加密技術確保電子文件的私密性和完整性，為密碼學領域中一項重要且基本的技術。其中，個人對個人的加密系統常被應用在以人為主體的環境下。然而，現代化社會為一個群體化社會，在此環境下所延伸的個人對群體的加密系統，稱之為群體導向加密系統。此系統讓發送者能加密文件給某群體，只有該群體的合法子群能合作解得明文，非合法子群則無法成功解密。

本論文探討的群體為同時包含同質性成員和異質性成員的混合式群體。在群體環境下，發送者會依據文件的重要性，彈性地決定解密者為某個人、全部的人、某個合法子群、抑或全部的合法子群。然而，以往的群體導向加密系統大多只探討單一情況，並無法滿足混合式群體的多重需求。於是，本論文提出植基於雙線性配對之群體導向加密系統。所提的系統不僅實現上述的需求，而且每一位群體成員僅需保有一把私鑰，降低金鑰管理的難度。

本論文中，將依序介紹系統演進的過程，包含最初的植基於雙線性配對之一般化門檻式加密系統、延伸發展的混合式群體導向加密系統，以及最後的植基於雙線性配對之群體導向加密系統。並利用Random Oracle Model來證明所提加密系統的安全性。

Since encryption skills can make electric documents have the properties of privacy and integrity, it is an important and basic skills in the field of cryptography. Cryptosystems for a user are often applied in individual-oriented environments. However, a modern society is a society of group, in which cryptosystems for a group are investigated and named group-oriented cryptosystems. In such a system, the sender can send a document for a group, and only the authorized subsets in the group can cooperatively decrypt the ciphertext, while invalid subsets cannot decrypt it successfully.

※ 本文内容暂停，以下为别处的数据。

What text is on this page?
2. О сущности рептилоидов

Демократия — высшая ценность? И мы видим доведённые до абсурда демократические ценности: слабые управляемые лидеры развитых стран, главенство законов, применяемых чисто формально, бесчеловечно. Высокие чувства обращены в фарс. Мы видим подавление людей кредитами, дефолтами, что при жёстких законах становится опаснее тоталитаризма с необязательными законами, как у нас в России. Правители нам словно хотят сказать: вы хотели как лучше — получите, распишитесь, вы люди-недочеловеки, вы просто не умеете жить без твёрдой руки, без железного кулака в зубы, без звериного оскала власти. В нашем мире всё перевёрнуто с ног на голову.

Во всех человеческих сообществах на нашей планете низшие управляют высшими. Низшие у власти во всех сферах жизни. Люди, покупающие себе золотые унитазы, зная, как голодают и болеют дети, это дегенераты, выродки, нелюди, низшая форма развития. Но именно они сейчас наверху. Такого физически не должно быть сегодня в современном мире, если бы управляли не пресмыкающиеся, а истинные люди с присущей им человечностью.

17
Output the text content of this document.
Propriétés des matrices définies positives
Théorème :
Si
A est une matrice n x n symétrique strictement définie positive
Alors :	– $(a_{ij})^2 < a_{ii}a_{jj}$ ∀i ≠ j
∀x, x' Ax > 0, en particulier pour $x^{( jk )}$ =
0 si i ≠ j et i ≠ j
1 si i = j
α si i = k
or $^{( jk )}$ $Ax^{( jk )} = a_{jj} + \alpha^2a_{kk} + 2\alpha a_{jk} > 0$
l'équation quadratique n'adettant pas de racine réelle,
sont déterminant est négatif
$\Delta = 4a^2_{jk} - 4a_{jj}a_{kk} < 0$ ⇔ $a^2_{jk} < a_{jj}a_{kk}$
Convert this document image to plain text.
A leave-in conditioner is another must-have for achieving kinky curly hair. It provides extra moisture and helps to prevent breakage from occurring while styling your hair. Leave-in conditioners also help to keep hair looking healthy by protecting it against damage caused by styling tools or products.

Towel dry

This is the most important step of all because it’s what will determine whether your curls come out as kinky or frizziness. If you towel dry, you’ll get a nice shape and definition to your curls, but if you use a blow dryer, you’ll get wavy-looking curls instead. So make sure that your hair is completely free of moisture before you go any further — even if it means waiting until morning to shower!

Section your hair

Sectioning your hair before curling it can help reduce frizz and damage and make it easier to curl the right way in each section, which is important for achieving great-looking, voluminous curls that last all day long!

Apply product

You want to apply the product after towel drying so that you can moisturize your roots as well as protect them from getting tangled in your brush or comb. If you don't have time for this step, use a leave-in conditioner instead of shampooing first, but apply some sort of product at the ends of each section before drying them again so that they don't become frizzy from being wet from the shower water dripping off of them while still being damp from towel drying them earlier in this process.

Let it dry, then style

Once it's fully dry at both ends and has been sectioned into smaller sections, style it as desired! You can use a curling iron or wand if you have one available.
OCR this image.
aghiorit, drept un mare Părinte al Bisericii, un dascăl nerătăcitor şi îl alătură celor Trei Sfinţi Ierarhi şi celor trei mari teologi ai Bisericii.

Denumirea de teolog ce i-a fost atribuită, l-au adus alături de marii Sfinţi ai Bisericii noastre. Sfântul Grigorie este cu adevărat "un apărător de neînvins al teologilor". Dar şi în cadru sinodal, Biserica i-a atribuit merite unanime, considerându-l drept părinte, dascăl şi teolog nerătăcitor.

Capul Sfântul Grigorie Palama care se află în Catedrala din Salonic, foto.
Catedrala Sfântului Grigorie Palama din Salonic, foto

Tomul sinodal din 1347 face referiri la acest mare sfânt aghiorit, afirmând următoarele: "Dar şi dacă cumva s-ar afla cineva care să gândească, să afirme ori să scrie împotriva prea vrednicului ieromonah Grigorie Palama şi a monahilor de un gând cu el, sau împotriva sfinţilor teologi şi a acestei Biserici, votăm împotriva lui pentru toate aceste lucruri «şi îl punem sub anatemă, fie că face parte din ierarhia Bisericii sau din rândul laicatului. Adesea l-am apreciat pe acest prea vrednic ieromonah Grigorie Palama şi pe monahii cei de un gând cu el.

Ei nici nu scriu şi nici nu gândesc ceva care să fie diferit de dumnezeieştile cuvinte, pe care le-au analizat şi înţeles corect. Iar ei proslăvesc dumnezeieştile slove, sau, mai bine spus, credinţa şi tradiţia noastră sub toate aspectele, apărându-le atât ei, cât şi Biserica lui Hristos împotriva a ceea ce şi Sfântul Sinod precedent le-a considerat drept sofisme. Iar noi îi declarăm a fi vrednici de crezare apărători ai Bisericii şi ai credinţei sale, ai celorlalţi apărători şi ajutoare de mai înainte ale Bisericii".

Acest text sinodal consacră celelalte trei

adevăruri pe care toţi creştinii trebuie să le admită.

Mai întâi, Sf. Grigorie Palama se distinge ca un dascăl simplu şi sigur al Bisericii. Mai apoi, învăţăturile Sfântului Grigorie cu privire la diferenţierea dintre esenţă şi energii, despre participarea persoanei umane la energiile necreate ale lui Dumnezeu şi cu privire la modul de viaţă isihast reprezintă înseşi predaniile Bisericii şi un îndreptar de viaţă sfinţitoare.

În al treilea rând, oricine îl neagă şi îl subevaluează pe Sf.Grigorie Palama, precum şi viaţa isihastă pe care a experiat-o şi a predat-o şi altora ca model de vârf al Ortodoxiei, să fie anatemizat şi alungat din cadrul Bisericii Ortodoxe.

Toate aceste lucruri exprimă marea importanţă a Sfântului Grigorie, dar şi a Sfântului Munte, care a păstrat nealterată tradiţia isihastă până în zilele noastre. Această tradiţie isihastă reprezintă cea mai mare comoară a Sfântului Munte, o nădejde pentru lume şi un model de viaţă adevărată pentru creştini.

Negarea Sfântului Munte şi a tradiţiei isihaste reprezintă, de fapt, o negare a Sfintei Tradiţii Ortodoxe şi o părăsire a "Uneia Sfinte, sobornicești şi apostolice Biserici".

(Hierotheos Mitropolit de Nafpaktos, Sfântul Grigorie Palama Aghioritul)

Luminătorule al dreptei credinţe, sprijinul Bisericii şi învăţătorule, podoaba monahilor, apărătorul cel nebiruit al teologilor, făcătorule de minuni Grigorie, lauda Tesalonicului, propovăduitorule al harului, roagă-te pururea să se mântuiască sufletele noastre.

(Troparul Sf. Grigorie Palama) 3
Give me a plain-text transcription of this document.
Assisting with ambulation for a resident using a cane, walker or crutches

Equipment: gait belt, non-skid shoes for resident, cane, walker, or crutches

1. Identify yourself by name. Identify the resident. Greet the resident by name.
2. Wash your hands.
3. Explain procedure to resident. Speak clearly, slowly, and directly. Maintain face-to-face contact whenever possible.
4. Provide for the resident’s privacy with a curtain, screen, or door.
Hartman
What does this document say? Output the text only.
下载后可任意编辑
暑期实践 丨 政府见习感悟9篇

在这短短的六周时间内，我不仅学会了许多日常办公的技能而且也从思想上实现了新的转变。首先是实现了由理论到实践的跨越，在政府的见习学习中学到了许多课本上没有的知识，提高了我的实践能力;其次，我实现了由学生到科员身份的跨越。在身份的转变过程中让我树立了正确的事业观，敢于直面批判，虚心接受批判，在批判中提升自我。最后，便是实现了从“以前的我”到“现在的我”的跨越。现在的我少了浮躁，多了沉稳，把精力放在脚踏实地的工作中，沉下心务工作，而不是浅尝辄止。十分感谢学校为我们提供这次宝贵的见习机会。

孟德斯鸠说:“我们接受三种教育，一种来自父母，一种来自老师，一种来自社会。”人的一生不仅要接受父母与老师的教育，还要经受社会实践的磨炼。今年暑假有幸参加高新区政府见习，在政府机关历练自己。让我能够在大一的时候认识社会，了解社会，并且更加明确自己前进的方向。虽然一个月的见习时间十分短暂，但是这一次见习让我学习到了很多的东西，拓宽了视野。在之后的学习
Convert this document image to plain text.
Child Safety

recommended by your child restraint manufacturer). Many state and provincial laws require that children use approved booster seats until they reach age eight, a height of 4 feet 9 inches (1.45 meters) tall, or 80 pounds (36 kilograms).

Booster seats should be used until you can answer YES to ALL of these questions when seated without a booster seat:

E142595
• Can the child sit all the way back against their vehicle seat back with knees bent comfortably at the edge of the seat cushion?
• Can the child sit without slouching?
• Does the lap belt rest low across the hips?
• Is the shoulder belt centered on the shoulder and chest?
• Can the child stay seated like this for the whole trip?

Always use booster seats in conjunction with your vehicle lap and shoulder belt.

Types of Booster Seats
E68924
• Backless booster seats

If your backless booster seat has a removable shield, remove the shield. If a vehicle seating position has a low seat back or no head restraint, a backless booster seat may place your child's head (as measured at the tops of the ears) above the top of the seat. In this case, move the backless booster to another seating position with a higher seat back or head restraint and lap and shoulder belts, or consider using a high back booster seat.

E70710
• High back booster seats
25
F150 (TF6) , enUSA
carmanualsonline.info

The group discussed in this thesis is a hybrid group which consists of homogeneous memberships and heterogeneous memberships simultaneously. According to the importance of the document, the sender can dynamically determine the receiver to be a specific user, or to be all users, or to be a specific authorized subset, or to be all authorized subsets in the group environment. However, existing group-oriented cryptosystems, most of which discussed only one situation, cannot satisfy the multi requirements of the hybrid group. Thus, this thesis proposes a group-oriented cryptosystem based on bilinear pairing. The proposed scheme not only realizes the above scenario, but also makes each user keep only one private key to ease the key management.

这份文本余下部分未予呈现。